Le décor est crédible, mêlant ancien et moderne (tout en évitant les trop nombreux clichés dont est affublée notre belle capitale). Les images magnifiques et intemporelles montrant Paris la nuit, ou encore celles du grand restaurant de Gusteau avec ses cuisines et sa salle de réception, sont le fruit d’un méticuleux travail d’approche suivi de prouesses techniques d’avant-garde. Par exemple, une partie de l’équipe du film s’est imprégnée de la vie des
grands restaurants parisiens, tandis que la réalisation de la ville de Paris nécessitait pas moins de 4500 clichés… La cuisine elle-même a exigé une attention toute particulière, «

sa conception visuelle ayant évolué sur près de deux ans », surtout en fonction des exigences cinématographiques.

Pas de fable sans héros, et nos deux compères Rémy et Emile, le rat et le commis, forment un duo formidable. Notre « petit chef », grâce à une animation hors pair, est à croquer. Un travail en profondeur a été réalisé sur ce personnage : une fourrure criante de vérité (jusqu’aux reflets sur les poils, différents selon les zones), une articulation faciale très étudiée (160 contrôles d’animation différents) suivie de
nombreux essais destinés à mieux faire comprendre au public les attitudes et expressions de Rémy… Le design des autres protagonistes est lui aussi très réussi : du longiligne critique gastronomique Anton Ego au teigneux chef Linguini, en passant par la très masculine Colette, les seconds rôles sont eux aussi croustillants.
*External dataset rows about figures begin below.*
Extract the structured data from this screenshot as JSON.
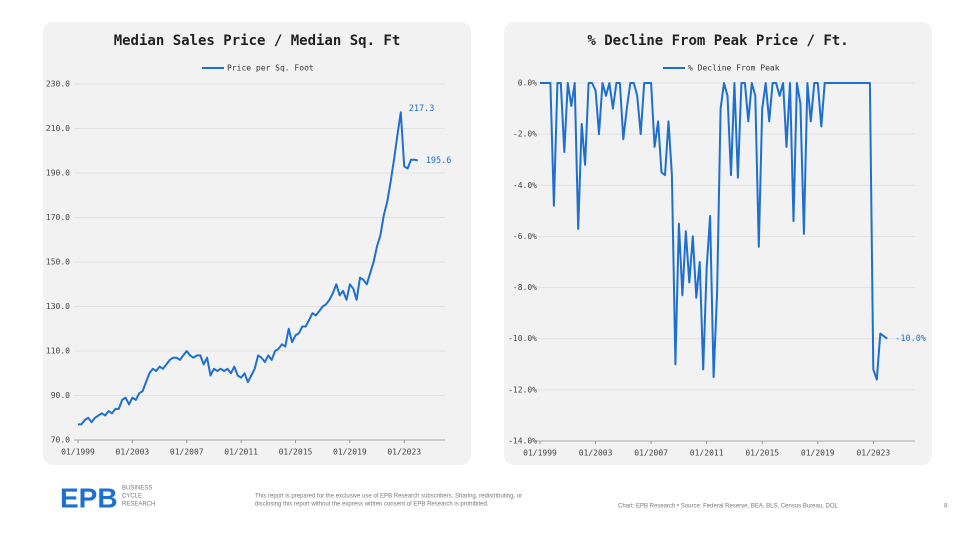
{
  "chart_data": [
    {
      "type": "line",
      "title": "Median Sales Price / Median Sq. Ft",
      "x": [
        "01/1999",
        "04/1999",
        "07/1999",
        "10/1999",
        "01/2000",
        "04/2000",
        "07/2000",
        "10/2000",
        "01/2001",
        "04/2001",
        "07/2001",
        "10/2001",
        "01/2002",
        "04/2002",
        "07/2002",
        "10/2002",
        "01/2003",
        "04/2003",
        "07/2003",
        "10/2003",
        "01/2004",
        "04/2004",
        "07/2004",
        "10/2004",
        "01/2005",
        "04/2005",
        "07/2005",
        "10/2005",
        "01/2006",
        "04/2006",
        "07/2006",
        "10/2006",
        "01/2007",
        "04/2007",
        "07/2007",
        "10/2007",
        "01/2008",
        "04/2008",
        "07/2008",
        "10/2008",
        "01/2009",
        "04/2009",
        "07/2009",
        "10/2009",
        "01/2010",
        "04/2010",
        "07/2010",
        "10/2010",
        "01/2011",
        "04/2011",
        "07/2011",
        "10/2011",
        "01/2012",
        "04/2012",
        "07/2012",
        "10/2012",
        "01/2013",
        "04/2013",
        "07/2013",
        "10/2013",
        "01/2014",
        "04/2014",
        "07/2014",
        "10/2014",
        "01/2015",
        "04/2015",
        "07/2015",
        "10/2015",
        "01/2016",
        "04/2016",
        "07/2016",
        "10/2016",
        "01/2017",
        "04/2017",
        "07/2017",
        "10/2017",
        "01/2018",
        "04/2018",
        "07/2018",
        "10/2018",
        "01/2019",
        "04/2019",
        "07/2019",
        "10/2019",
        "01/2020",
        "04/2020",
        "07/2020",
        "10/2020",
        "01/2021",
        "04/2021",
        "07/2021",
        "10/2021",
        "01/2022",
        "04/2022",
        "07/2022",
        "10/2022",
        "01/2023",
        "04/2023",
        "07/2023",
        "10/2023",
        "01/2024"
      ],
      "series": [
        {
          "name": "Price per Sq. Foot",
          "color": "#1f6fcf",
          "values": [
            77,
            77,
            79,
            80,
            78,
            80,
            81,
            82,
            81,
            83,
            82,
            84,
            84,
            88,
            89,
            86,
            89,
            88,
            91,
            92,
            96,
            100,
            102,
            101,
            103,
            102,
            104,
            106,
            107,
            107,
            106,
            108,
            110,
            108,
            107,
            108,
            108,
            104,
            107,
            99,
            102,
            101,
            102,
            101,
            102,
            100,
            103,
            99,
            98,
            100,
            96,
            99,
            102,
            108,
            107,
            105,
            108,
            106,
            110,
            111,
            113,
            112,
            120,
            114,
            117,
            118,
            121,
            121,
            124,
            127,
            126,
            128,
            130,
            131,
            133,
            136,
            140,
            135,
            137,
            133,
            140,
            138,
            133,
            143,
            142,
            140,
            145,
            150,
            157,
            162,
            171,
            177,
            186,
            196,
            207,
            217.3,
            193,
            192,
            196,
            196,
            195.6
          ]
        }
      ],
      "annotations": [
        {
          "x": "10/2022",
          "text": "217.3"
        },
        {
          "x": "01/2024",
          "text": "195.6"
        }
      ],
      "xlim": [
        "01/1999",
        "01/2026"
      ],
      "xticks": [
        "01/1999",
        "01/2003",
        "01/2007",
        "01/2011",
        "01/2015",
        "01/2019",
        "01/2023"
      ],
      "ylim": [
        70,
        230
      ],
      "yticks": [
        {
          "value": 70,
          "label": "70.0"
        },
        {
          "value": 90,
          "label": "90.0"
        },
        {
          "value": 110,
          "label": "110.0"
        },
        {
          "value": 130,
          "label": "130.0"
        },
        {
          "value": 150,
          "label": "150.0"
        },
        {
          "value": 170,
          "label": "170.0"
        },
        {
          "value": 190,
          "label": "190.0"
        },
        {
          "value": 210,
          "label": "210.0"
        },
        {
          "value": 230,
          "label": "230.0"
        }
      ],
      "grid": true
    },
    {
      "type": "line",
      "title": "% Decline From Peak Price / Ft.",
      "x": [
        "01/1999",
        "04/1999",
        "07/1999",
        "10/1999",
        "01/2000",
        "04/2000",
        "07/2000",
        "10/2000",
        "01/2001",
        "04/2001",
        "07/2001",
        "10/2001",
        "01/2002",
        "04/2002",
        "07/2002",
        "10/2002",
        "01/2003",
        "04/2003",
        "07/2003",
        "10/2003",
        "01/2004",
        "04/2004",
        "07/2004",
        "10/2004",
        "01/2005",
        "04/2005",
        "07/2005",
        "10/2005",
        "01/2006",
        "04/2006",
        "07/2006",
        "10/2006",
        "01/2007",
        "04/2007",
        "07/2007",
        "10/2007",
        "01/2008",
        "04/2008",
        "07/2008",
        "10/2008",
        "01/2009",
        "04/2009",
        "07/2009",
        "10/2009",
        "01/2010",
        "04/2010",
        "07/2010",
        "10/2010",
        "01/2011",
        "04/2011",
        "07/2011",
        "10/2011",
        "01/2012",
        "04/2012",
        "07/2012",
        "10/2012",
        "01/2013",
        "04/2013",
        "07/2013",
        "10/2013",
        "01/2014",
        "04/2014",
        "07/2014",
        "10/2014",
        "01/2015",
        "04/2015",
        "07/2015",
        "10/2015",
        "01/2016",
        "04/2016",
        "07/2016",
        "10/2016",
        "01/2017",
        "04/2017",
        "07/2017",
        "10/2017",
        "01/2018",
        "04/2018",
        "07/2018",
        "10/2018",
        "01/2019",
        "04/2019",
        "07/2019",
        "10/2019",
        "01/2020",
        "04/2020",
        "07/2020",
        "10/2020",
        "01/2021",
        "04/2021",
        "07/2021",
        "10/2021",
        "01/2022",
        "04/2022",
        "07/2022",
        "10/2022",
        "01/2023",
        "04/2023",
        "07/2023",
        "10/2023",
        "01/2024"
      ],
      "series": [
        {
          "name": "% Decline From Peak",
          "color": "#1f6fcf",
          "values": [
            0,
            0,
            0,
            0,
            -4.8,
            0,
            0,
            -2.7,
            0,
            -0.9,
            0,
            -5.7,
            -1.6,
            -3.2,
            0,
            0,
            -0.3,
            -2,
            0,
            -0.5,
            0,
            -1,
            0,
            0,
            -2.2,
            -1,
            0,
            0,
            -0.5,
            -2,
            0,
            0,
            0,
            -2.5,
            -1.5,
            -3.5,
            -3.6,
            -1.5,
            -3.6,
            -11,
            -5.5,
            -8.3,
            -5.8,
            -7.8,
            -6,
            -8.4,
            -7,
            -11.2,
            -7.2,
            -5.2,
            -11.5,
            -8.2,
            -1,
            0,
            -0.5,
            -3.6,
            0,
            -3.7,
            0,
            0,
            -1.5,
            0,
            -0.5,
            -6.4,
            -1,
            0,
            -1.5,
            0,
            0,
            -0.5,
            0,
            -2.5,
            0,
            -5.4,
            0,
            -0.8,
            -5.9,
            0,
            -1.5,
            0,
            0,
            -1.7,
            0,
            0,
            0,
            0,
            0,
            0,
            0,
            0,
            0,
            0,
            0,
            0,
            0,
            0,
            -11.2,
            -11.6,
            -9.8,
            -9.9,
            -10.0
          ]
        }
      ],
      "annotations": [
        {
          "x": "01/2024",
          "text": "-10.0%"
        }
      ],
      "xlim": [
        "01/1999",
        "01/2026"
      ],
      "xticks": [
        "01/1999",
        "01/2003",
        "01/2007",
        "01/2011",
        "01/2015",
        "01/2019",
        "01/2023"
      ],
      "ylim": [
        -14,
        0
      ],
      "yticks": [
        {
          "value": 0,
          "label": "0.0%"
        },
        {
          "value": -2,
          "label": "-2.0%"
        },
        {
          "value": -4,
          "label": "-4.0%"
        },
        {
          "value": -6,
          "label": "-6.0%"
        },
        {
          "value": -8,
          "label": "-8.0%"
        },
        {
          "value": -10,
          "label": "-10.0%"
        },
        {
          "value": -12,
          "label": "-12.0%"
        },
        {
          "value": -14,
          "label": "-14.0%"
        }
      ],
      "grid": true
    }
  ],
  "footer": {
    "logo": "EPB",
    "tagline": [
      "BUSINESS",
      "CYCLE",
      "RESEARCH"
    ],
    "disclaimer": [
      "This report is prepared for the exclusive use of EPB Research subscribers. Sharing, redistributing, or",
      "disclosing this report without the express written consent of EPB Research is prohibited."
    ],
    "source": "Chart: EPB Research  •  Source: Federal Reserve, BEA, BLS, Census Bureau, DOL",
    "page": "8"
  }
}
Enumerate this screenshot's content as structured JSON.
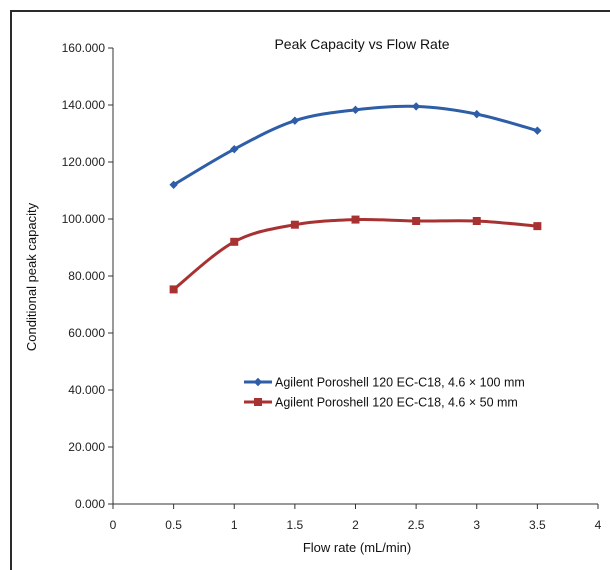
{
  "chart_data": {
    "type": "line",
    "title": "Peak Capacity vs Flow Rate",
    "xlabel": "Flow rate (mL/min)",
    "ylabel": "Conditional peak capacity",
    "xlim": [
      0,
      4
    ],
    "ylim": [
      0,
      160
    ],
    "x_ticks": [
      "0",
      "0.5",
      "1",
      "1.5",
      "2",
      "2.5",
      "3",
      "3.5",
      "4"
    ],
    "y_ticks": [
      "0.000",
      "20.000",
      "40.000",
      "60.000",
      "80.000",
      "100.000",
      "120.000",
      "140.000",
      "160.000"
    ],
    "grid": false,
    "legend_position": "center-right",
    "series": [
      {
        "name": "Agilent Poroshell 120 EC-C18, 4.6 × 100 mm",
        "color": "#2e5ea8",
        "marker": "diamond",
        "x": [
          0.5,
          1,
          1.5,
          2,
          2.5,
          3,
          3.5
        ],
        "y": [
          112,
          124.5,
          134.5,
          138.3,
          139.5,
          136.8,
          131
        ]
      },
      {
        "name": "Agilent Poroshell 120 EC-C18, 4.6 × 50 mm",
        "color": "#a83232",
        "marker": "square",
        "x": [
          0.5,
          1,
          1.5,
          2,
          2.5,
          3,
          3.5
        ],
        "y": [
          75.3,
          92,
          98,
          99.8,
          99.3,
          99.3,
          97.5
        ]
      }
    ]
  }
}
Mais c’est surtout l’association du rat et de l’homme, le second devenant la marionnette du premier, qui décuple le potentiel scénaristique et humoristique de ce film. Le burlesque (le « petit chef » dirigeant un Emile endormi) ne noie pas le scénario : celui-ci est visiblement travaillé, documenté (notamment quand Gusteau explique au petit rat le fonctionnement de sa cuisine), fondé sur des bases solides (le tiraillement entre ses rêves et sa condition). D’un autre côté l’humour s’est fait plus discret, pour laisser place à une douce rêverie. Par l’ensemble de ce travail, il ressort de l’ambiance générale du film un hymne à l’art de vivre à la française, une invitation à prendre son temps,
une bonne atmosphère rétro, et aussi une réussite parfaite d’un point de vue artistique, venant couronner des années d’effort technologiques.

Le rêve du rat gastronome s’inscrit dans une thématique chère à Disney : il faut croire en ses rêves. Partant de la passion peu orthodoxe qu’un rongeur a pour la grande cuisine, Ratatouille est une réflexion sur le dépassement de soi, pour ses passions, ses amis, pour un idéal. La métaphore du rat qui observe l’humanité d’en bas conduit à une démassification de la société, considérée non plus comme un agglomérat d’êtres (au passage le film égratigne les fast-food et la culture de masse), mais comme un monde dans lequel les valeurs de
solidarité, du travail bien fait, d’exigence personnelle sont nécessaires et doivent être absolument défendues. « On a toujours besoin d’un plus petit que soi », et notre « petit chef » nous donne une belle leçon d’humanité, qui souvent trébuche mais aspire à se relever, qui pêche par égoïsme mais sait pardonner. Si la grandeur d’âme peut être confondue de prime abord avec la naïveté ou la faiblesse (comme Emile le commis apparaît au premier regard), l’éclatante réussite finale des deux héros montre combien ces qualités sont loin d’être futiles.

Le thème de Ratatouille, la grande gastronomie, peut paraître comme très épicurienne dans la manière dont il est traité : Rémy, prêt à tout pour une pincée de safran, va risquer sa vie et son amitié pour les plaisirs de la table. Toutefois la vraie leçon ne réside pas en ce goût des bonnes choses qu’il faut retrouver et conserver vaille que vaille ; il est bien plutôt dans la réalisation de soi, dans les efforts consentis et le pardon réciproque de notre
duo (qui d’ailleurs abandonne la grande cuisine pour ouvrir un petit bistrot appelé La ratatouille… ).